The Anonymous Widower

Stadler On A Swiss Roll

Over the past couple of years, I have written about several orders for new trains or deliveries, where the manufacturer is  Stadler Rail or a company controlled by the Swiss group.

If there is one theme that goes through these articles, it is that a lot of the products involved are innovative., whether they were designed by Stadler or other companies the group now owns.

Locomotives

The Class 68 locomotive has proven itself, as a capable locomotive for hauling express passenger trains with Chiltern Railways and will be doing a similar task for TransPennine. A total of 32 have been delivered or are on order.

The Class 88 locomotive is an electro-diesel version of the Class 68 and is just starting to be delivered. Will it find its home on the front of passenger or freight trains? A total of ten is planned for this go-anywhere locomotive.

Sheffield’s Tram-Train

The Class 399 tram/train has rather stalled in the sidings at Sheffield, probably more to do with Network Rail’s inability to get a job done on time, than anything to do with the tram/train, which runs successfully in Germany and Spain.

Greater Anglia’s Flirts

Electric and bi-mode versions of the Stadler Flirt will make an appearance in East Anglia in the next few years. Very little is known about the trains, except for visualisations for the press like this.

Stadler Flirt

Stadler Flirt

This press release on the Stadler web site says little of substance. This is a typical paragraph.

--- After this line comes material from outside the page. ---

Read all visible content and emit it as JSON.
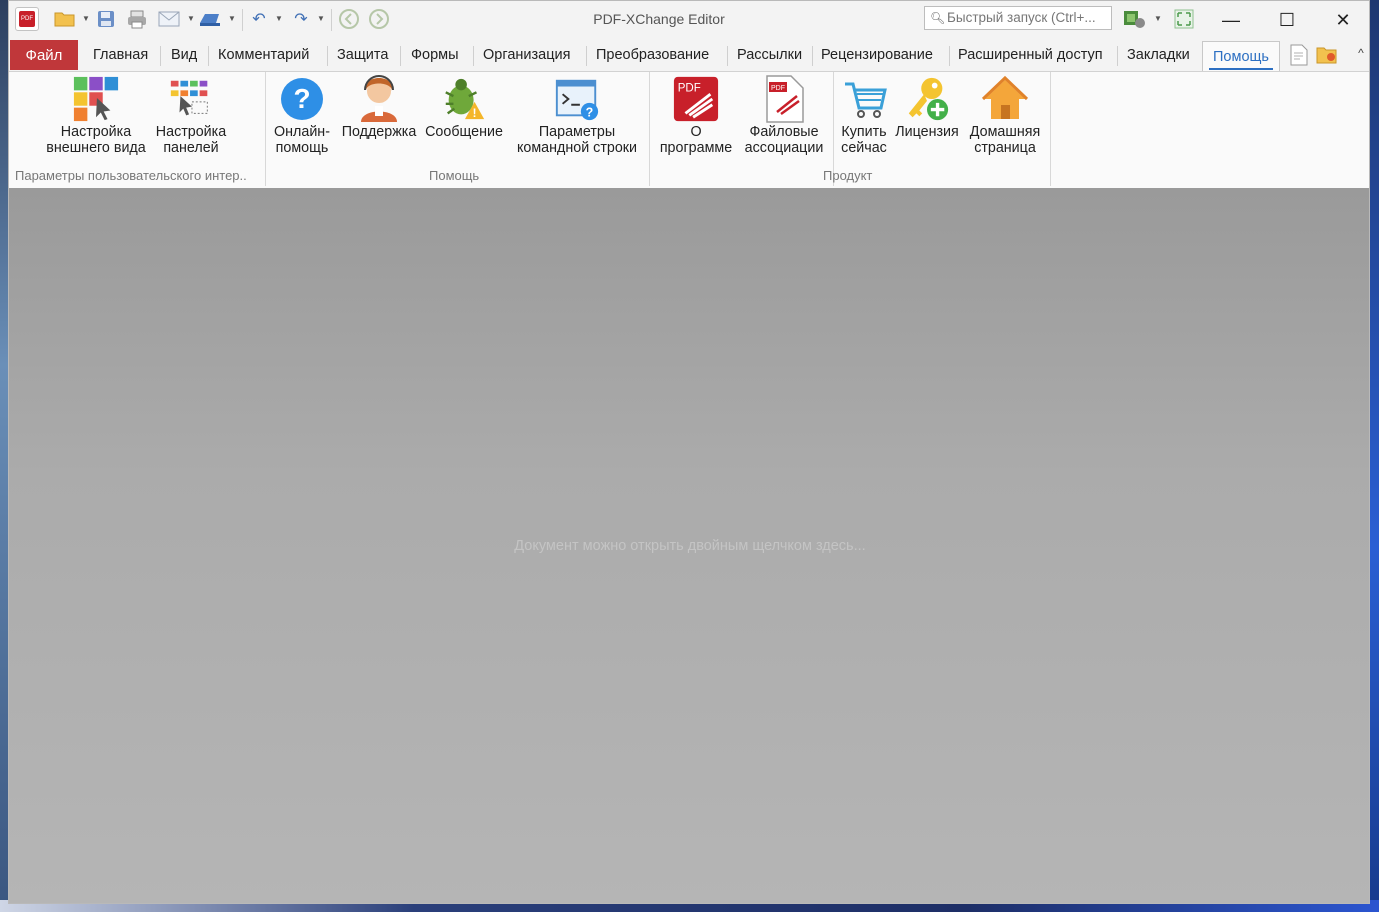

The trains are designed to provide a significantly enhanced passenger experience that will transform rail travel for the people of Norfolk and Suffolk.  The FLIRT trains to be used on the East Anglia franchise will be equipped with air-conditioning; ‘2×2’ seating; Wi-Fi and power points throughout the train; a low floor design, allowing easier access to platform from the train; passenger information systems with real-time information; and have regenerative braking.

But then it’s not for serious consumption and could be said by any manufacturer about their trains.

This is a section from the Specification section in the Wikipedia entry.

The FLIRT is a new generation of multiple units, even though it has a striking resemblance with GTW vehicles. The trains can have two to six sections and electric variants are available for all commonly used power supply systems (AC and DC) as well as standard and broad gauge. It has jacobs bogies between the individual sections, with wide walk-through gangways. The floor height at the entrances can be chosen by the operator, providing level boarding at most stations. Automatic couplers of either Schwab type (on all Swiss units) or Scharfenberg type at both ends of the train allow up to four trains to be connected.

Look closely at the press picture and you can see, that there are two cars either side of a smaller power section. In A Train With The Engine In The Middle, I described a Stadler GTW, that I saw in Kassel.

A Train With The Engine In The Middle

So it looks like East Anglia’s bi-mode Flirts could have a power car in the middle. Stadler says this about the power car in the product specification for the GTW.

The GTW is a low-floor single-decker regional train. The drive unit is arranged between the carriages, but the train can still be accessed throughout.

Is the train in my picture considered to be a two-car or three-car train?

I obviously haven’t ridden one of Stadler’s trains with a power unit in the middle, but is the full-accessible toilet in the power car? It would seem logical that it could be!

Glasgow And Merseyrail

This visualisation shows Glasgow’s proposed tram-train link to the Airport.

Glasgow Airport Tram-Train

Glasgow Airport Tram-Train

And this visualisation shows Merseyrail’s new train.

Merseyrail's New Train

Merseyrail’s New Train

Could they be related?

  • The Merseyrail train is definitely to be built by Stadler
  • Stadler are building the new vehicles for the Glasgow Subway.
  • The rail routes to Liverpool and Glasgow Airports are very similar in nature.
  • Both vehicles are reported to possibly use onboard energy storage.
  • Stadler have all the tram-train technology.
  • Supporting a small number of vehicles in Glasgow could be expensive, but having similar vehicles in Liverpool must make it easier.

I said that the two routes to the airports are similar in nature.

  • In Glasgow, the train starts at Glasgow Central station and goes to Paisley St. James station using the Inverclyde Line’s 25 KVAC overhead electrification and then could use onboard stored energy to run as a tram on a dedicated track without electrification to Glasgow Airport.
  • In Liverpool, the train starts to the North of the City, calls at Moorfields and Liverpool Central stations in the City Centre and then goes to Liverpool South Parkway station using the third-rail electrification and then could use onboard stored energy to run as a tram on a dedicated track without electrification to Liverpool Airport.

I don’t know, but it would surely mean that the vehicles needed for the Glasgow Airport tram-train, would be substantially cheaper, if they were one of Merseyrail’s vehicles with a modified exterior and interior.

Conclusion

Stadler seem to be picking up all of the small and tricky rail vehicle projects, by applying large dollops of innovation and a fair helping of common sense.

I wouldn’t give odds, that Stadler will land the contract to build new trains for the Docklands Light Railway!